Comey did not confirm or deny reports that the suspect in the killing is British, but said the FBI was concerned that another film from the ISIS group features someone with a North American accent.
“Flames of War:” - a slickly produced propaganda video aimed at intimidating Western audiences and recruiting English-speaking fighters - was released earlier this month.
It features a masked militant in combat fatigues speaking in English.
“There's no doubt that there's someone speaking with a North American-accented English on that video, so that's a big focus of ours right now,” Comey said.
Not sure enough
Commenting on the FBI’s announcement, Michael Ryan, author of “Decoding al-Qaeda’s Strategy: The Deep Battle Against America,” said that the agency’s reticence is out of both caution and its characteristic policy of giving out more information that is “absolutely the minimum.”
“They would only truly know after they capture somebody and they can do some forensic work that really ties the person to the deed,” Ryan, also scholar from the Washington DC-based Middle East Institute, told Al Arabiya News. “Maybe 98 percent of 95 percent sure is not sure enough to put a man’s name out.”
Christopher Chivvis, a political scientist at the U.S.-based RAND Corporation policy think-tank, agrees.
“It's hard to speculate about the rationale for this, but it may simply be that they want to be cautious to be sure that they have a water-tight case against him,” Chivvis told Al Arabiya News.
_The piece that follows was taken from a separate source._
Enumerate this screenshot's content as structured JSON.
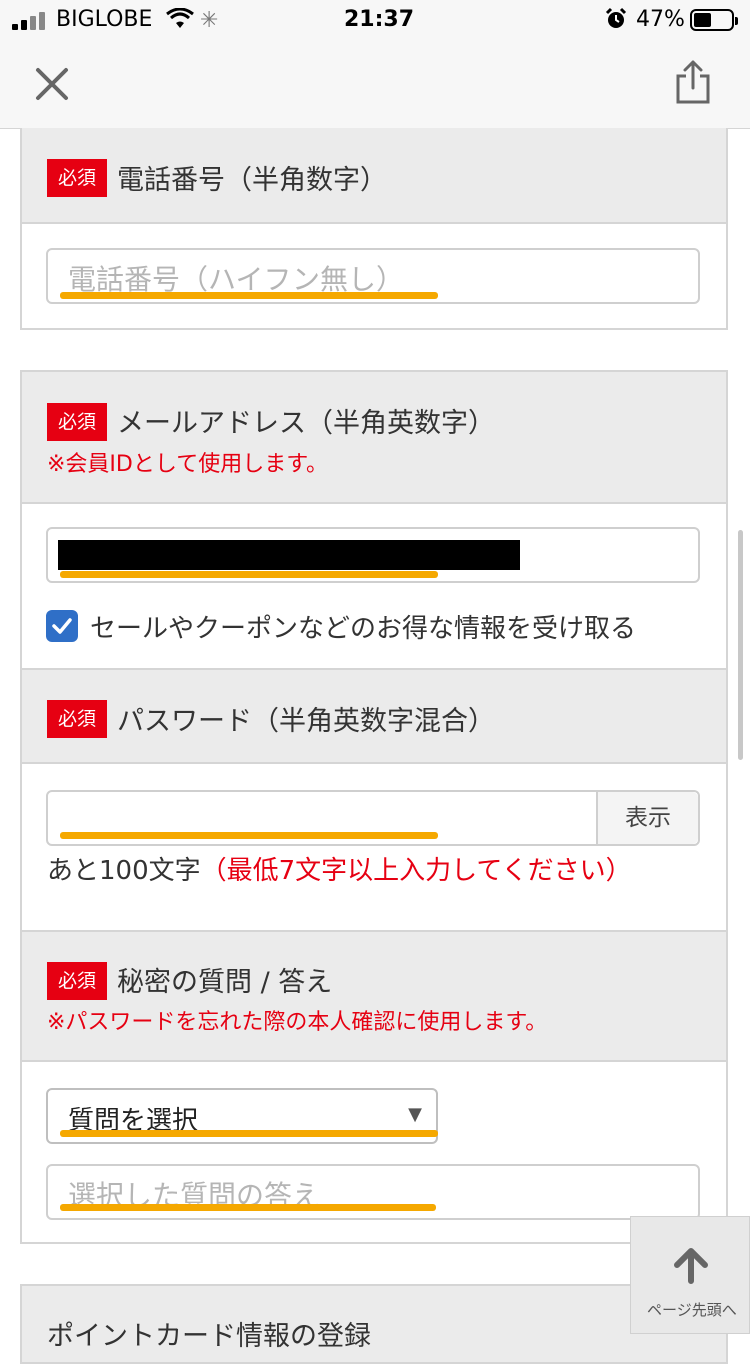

As the killer is commonly thought to be British - due to his accent – both experts told Al Arabiya News that U.S. and UK intelligence agencies were likely working very closely together on tracking down the executioner.
“They’d be working very very closely, but they’d be trying not to burn their separate sources. So they’d be working together with a certain amount of understanding that they’re both separate agencies,” said Ryan.
The difficulty faced by U.S. and UK intelligence agencies now lies in catching the individual and his Britain-based contacts, Aki Peritz, a former CIA officer who analysed execution videos during the Iraqi insurgency, told London-based newspaper The Telegraph.
“The easy part was identifying the man in black. Now that intelligence services reportedly have a name to match, the hard part will be tracking him down and bringing him to justice,” he said. “The importance is not taking out the man in black. It's about shutting down the whole network.”
Around the same time, UK media reported that former London rapper-turned-extremist Abdel-Majed Abdel Bary was being investigated by UK intelligence as the possible ‘Jihadi John,’ the name given to the killer.
Abdel Bary, 24, who is thought to have rapped under the name “L. Jinny.”
According to USA Today, the suspect was identified via voice comparisons and that his music career had been used as part of the investigation.
Abdel Bary had come to national attention even before Foley’s murder. Earlier this year, he posted a picture of himself holding a severed head on Twitter after resurfacing in Syria, the Independent newspaper reported.
He had captioned the picture with: “Chillin' with my other homie, or what's left of him.”
It is unknown if the man the FBI has identified is Abdel Bary.